Visualizating olympics medals in R

Recently I have been more interested to perform web scraping to extract public data to perform data analysis. There are probably many R packages out there that do a good job at such task, but I found out that the rvest was among the most popular ones. Hence I decided to give it a try.

In this post, I’m using the rvest library to visualize how many medals were obtained by each country during the summer Olympics 2016. I thought it would be a first good exercise to get my hands around it.

Extracting data from web

First, let’s extract medals count information from the web. Here we are going to use data from NBC website.

library(rvest)
library(dplyr)

url1 <- "http://www.nbcolympics.com/medals"

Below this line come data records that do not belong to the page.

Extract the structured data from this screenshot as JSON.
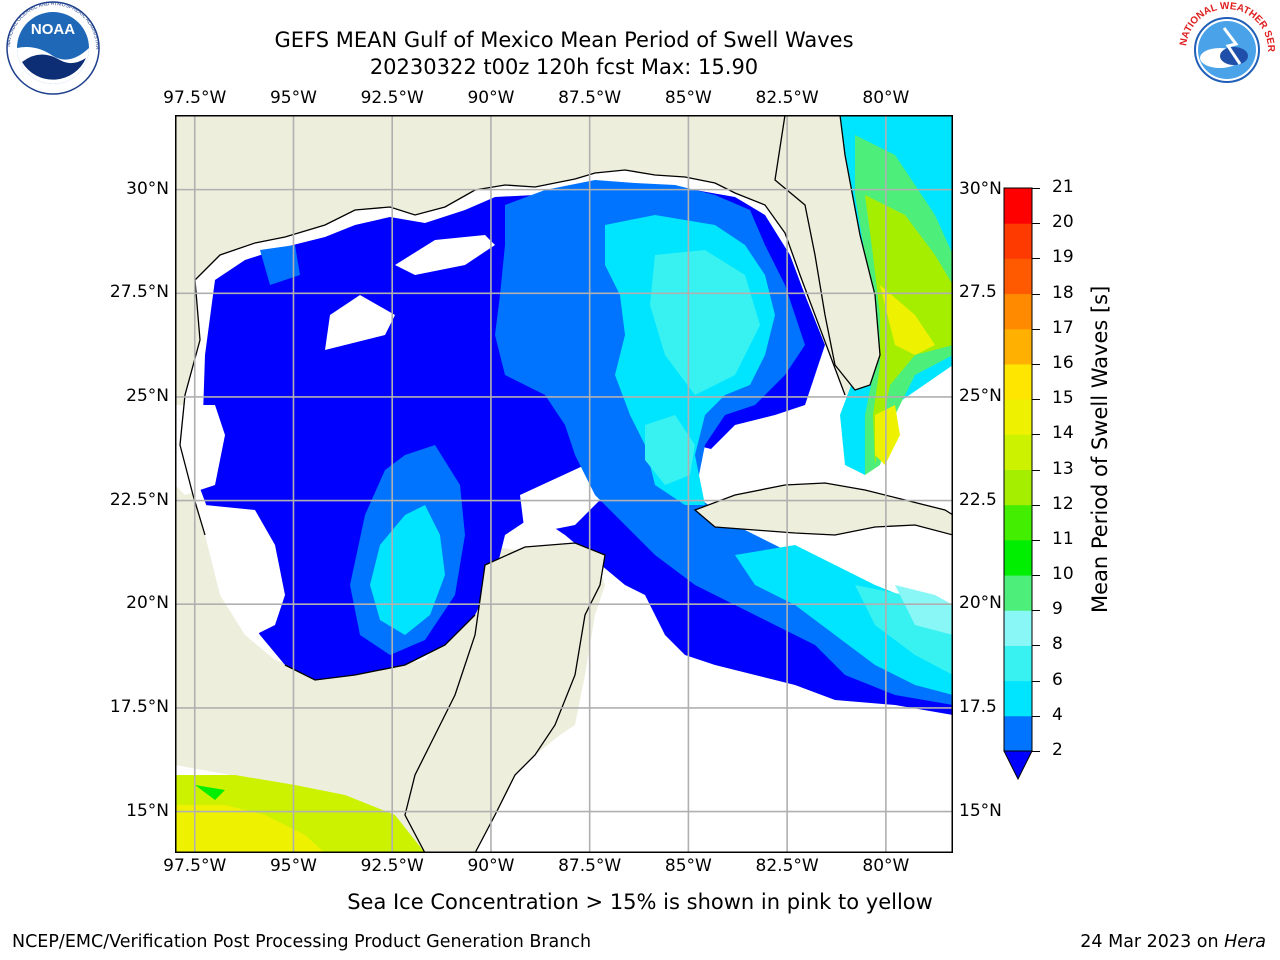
{
  "header": {
    "title": "GEFS MEAN Gulf of Mexico Mean Period of Swell Waves",
    "subtitle": "20230322 t00z 120h fcst   Max: 15.90"
  },
  "logos": {
    "noaa": {
      "text": "NOAA",
      "ring": "NATIONAL OCEANIC AND ATMOSPHERIC ADMINISTRATION · U.S. DEPARTMENT OF COMMERCE"
    },
    "nws": {
      "ring": "NATIONAL WEATHER SERVICE"
    }
  },
  "chart_data": {
    "type": "heatmap",
    "title": "GEFS MEAN Gulf of Mexico Mean Period of Swell Waves",
    "subtitle": "20230322 t00z 120h fcst   Max: 15.90",
    "variable": "Mean Period of Swell Waves [s]",
    "max_value": 15.9,
    "xlim_lon": [
      -98.0,
      -78.3
    ],
    "ylim_lat": [
      14.0,
      31.8
    ],
    "x_ticks": [
      "97.5°W",
      "95°W",
      "92.5°W",
      "90°W",
      "87.5°W",
      "85°W",
      "82.5°W",
      "80°W"
    ],
    "x_tick_values": [
      -97.5,
      -95,
      -92.5,
      -90,
      -87.5,
      -85,
      -82.5,
      -80
    ],
    "y_ticks_left": [
      "30°N",
      "27.5°N",
      "25°N",
      "22.5°N",
      "20°N",
      "17.5°N",
      "15°N"
    ],
    "y_ticks_right": [
      "30°N",
      "27.5",
      "25°N",
      "22.5",
      "20°N",
      "17.5",
      "15°N"
    ],
    "y_tick_values": [
      30,
      27.5,
      25,
      22.5,
      20,
      17.5,
      15
    ],
    "grid": true,
    "colorbar": {
      "label": "Mean Period of Swell Waves [s]",
      "ticks": [
        "21",
        "20",
        "19",
        "18",
        "17",
        "16",
        "15",
        "14",
        "13",
        "12",
        "11",
        "10",
        "9",
        "8",
        "6",
        "4",
        "2"
      ],
      "bins": [
        {
          "from": 2,
          "to": 4,
          "color": "#0073ff"
        },
        {
          "from": 4,
          "to": 6,
          "color": "#00e5ff"
        },
        {
          "from": 6,
          "to": 8,
          "color": "#38f2f2"
        },
        {
          "from": 8,
          "to": 9,
          "color": "#8af7f7"
        },
        {
          "from": 9,
          "to": 10,
          "color": "#4def7a"
        },
        {
          "from": 10,
          "to": 11,
          "color": "#00ee00"
        },
        {
          "from": 11,
          "to": 12,
          "color": "#44ee00"
        },
        {
          "from": 12,
          "to": 13,
          "color": "#a6ee00"
        },
        {
          "from": 13,
          "to": 14,
          "color": "#ccf200"
        },
        {
          "from": 14,
          "to": 15,
          "color": "#eef200"
        },
        {
          "from": 15,
          "to": 16,
          "color": "#ffe600"
        },
        {
          "from": 16,
          "to": 17,
          "color": "#ffb000"
        },
        {
          "from": 17,
          "to": 18,
          "color": "#ff8a00"
        },
        {
          "from": 18,
          "to": 19,
          "color": "#ff5a00"
        },
        {
          "from": 19,
          "to": 20,
          "color": "#ff3a00"
        },
        {
          "from": 20,
          "to": 21,
          "color": "#ff0000"
        }
      ],
      "under_color": "#0000ff"
    },
    "colors": {
      "land": "#eeeedd",
      "no_data": "#ffffff",
      "grid": "#b0b0b0",
      "coast": "#000000"
    }
  },
  "notes": {
    "sea_ice": "Sea Ice Concentration > 15% is shown in pink to yellow"
  },
  "footer": {
    "left": "NCEP/EMC/Verification Post Processing Product Generation Branch",
    "right_prefix": "24 Mar 2023 on ",
    "right_host": "Hera"
  }
}
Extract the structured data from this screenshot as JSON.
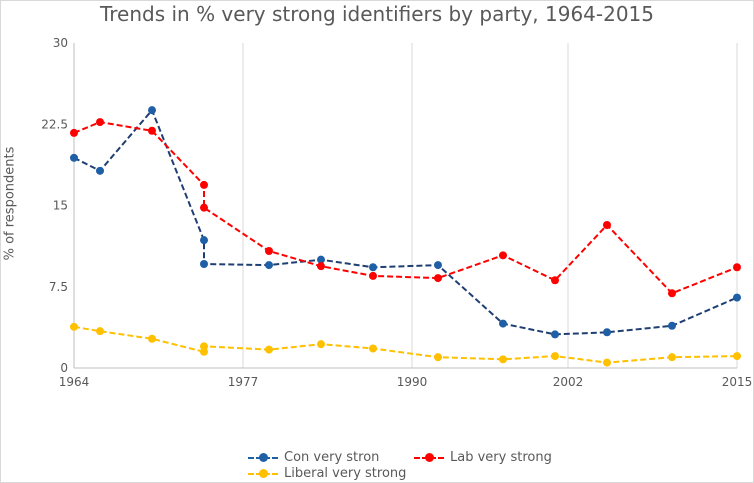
{
  "chart_data": {
    "type": "line",
    "title": "Trends in % very strong identifiers by party, 1964-2015",
    "xlabel": "",
    "ylabel": "% of respondents",
    "xlim": [
      1964,
      2015
    ],
    "ylim": [
      0,
      30
    ],
    "x_ticks": [
      "1964",
      "1977",
      "1990",
      "2002",
      "2015"
    ],
    "y_ticks": [
      "0",
      "7.5",
      "15",
      "22.5",
      "30"
    ],
    "grid": "vertical",
    "legend_position": "bottom",
    "series": [
      {
        "name": "Con very stron",
        "color": "#1f5fa6",
        "line_color": "#1f3f73",
        "x": [
          1964,
          1966,
          1970,
          1974,
          1974,
          1979,
          1983,
          1987,
          1992,
          1997,
          2001,
          2005,
          2010,
          2015
        ],
        "values": [
          19.4,
          18.2,
          23.8,
          11.8,
          9.6,
          9.5,
          10.0,
          9.3,
          9.5,
          4.1,
          3.1,
          3.3,
          3.9,
          6.5
        ]
      },
      {
        "name": "Lab very strong",
        "color": "#ff0000",
        "line_color": "#ff0000",
        "x": [
          1964,
          1966,
          1970,
          1974,
          1974,
          1979,
          1983,
          1987,
          1992,
          1997,
          2001,
          2005,
          2010,
          2015
        ],
        "values": [
          21.7,
          22.7,
          21.9,
          16.9,
          14.8,
          10.8,
          9.4,
          8.5,
          8.3,
          10.4,
          8.1,
          13.2,
          6.9,
          9.3
        ]
      },
      {
        "name": "Liberal very strong",
        "color": "#ffc000",
        "line_color": "#ffc000",
        "x": [
          1964,
          1966,
          1970,
          1974,
          1974,
          1979,
          1983,
          1987,
          1992,
          1997,
          2001,
          2005,
          2010,
          2015
        ],
        "values": [
          3.8,
          3.4,
          2.7,
          1.5,
          2.0,
          1.7,
          2.2,
          1.8,
          1.0,
          0.8,
          1.1,
          0.5,
          1.0,
          1.1
        ]
      }
    ]
  }
}
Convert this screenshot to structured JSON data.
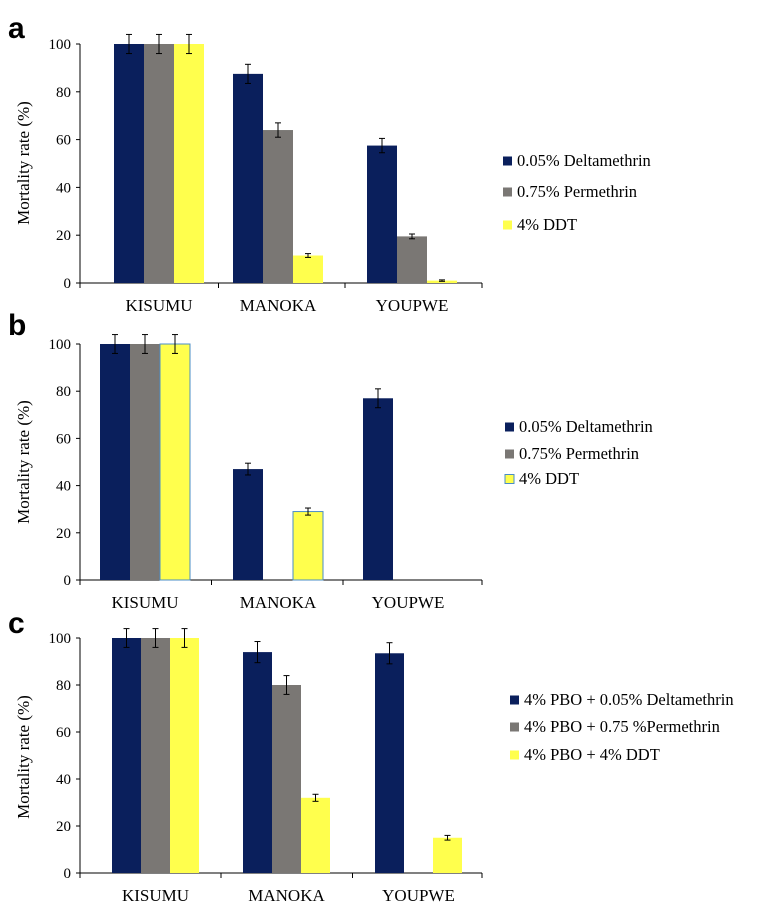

medals <- read_html(url1) %>%
  html_nodes("table") %>%
  .[[1]] %>%
  html_table()

knitr::kable(head(medals))
Place Country Gold Silver Bronze Total
1 Norway 14 14 11 39
2 Germany 14 10 7 31
3 Canada 11 8 10 29
4 United States 9 8 6 23
5 Netherlands 8 6 6 20
6 South Korea 5 8 4 17

Get country codes and tidy the data

We are now almost ready to plot the data. I thought it would be interesting to enhance the visualization by associating each country to its flag. To do so, I first need to extract the two-characters ISO code for each country using the countrycode package. This is pretty straightforward using the countrycode() function. The next few lines are only used to tidy the data so it works well with ggplot2.

library(countrycode)
library(tidyr)

medals <- medals %>%
  mutate(code = countrycode(Country, "country.name", "iso2c")) %>%
  mutate(code = tolower(code)) %>%
  gather(medal_color, count, Gold, Silver, Bronze) %>%
  mutate(medal_color = factor(medal_color, levels = c("Gold", "Silver", "Bronze"))) %>%
  rename(country = Country) %>%
  drop_na(country, code)

knitr::kable(head(medals))
Place country Total code medal_color count
1 Norway 39 no Gold 14
2 Germany 31 de Gold 14
3 Canada 29 ca Gold 11
4 United States 23 us Gold 9
5 Netherlands 20 nl Gold 8
6 South Korea 17 kr Gold 5

Plotting the data

Using ggplot2 it is easy to plot the data. Do not forget to install the ggflags package from Github using devtools::install_github("baptiste/ggflags").

# devtools::install_github("baptiste/ggflags")
library(ggplot2)
## 
## Attaching package: 'ggplot2'
## The following object is masked from 'package:dplyr':
## 
##     vars
library(ggflags)

medals %>%
  filter(Total >= 10) %>%
  ggplot(aes(x = reorder(country, Total), y = count)) +
  geom_bar(stat = "identity", aes(fill = medal_color)) +
  geom_flag(y = -2.5, aes(country = code), size = 10) +
  theme(axis.text.x = element_text(
    angle = 90,
    hjust = 1,
    size = 7,
    vjust = 0.5
  )) +
  scale_fill_manual(values = c(
    "Gold" = "gold",
    "Bronze" = "#cd7f32",
    "Silver" = "#C0C0C0"
  )) +
  scale_y_continuous(expand = c(0.1, 1)) +
  xlab("Country") +
  ylab("Number of medals") +
  theme_bw() +
  theme(legend.justification = c(1, 0), legend.position = c(1, 0)) +
  theme(legend.title = element_blank()) +
  coord_flip()

As simple as that!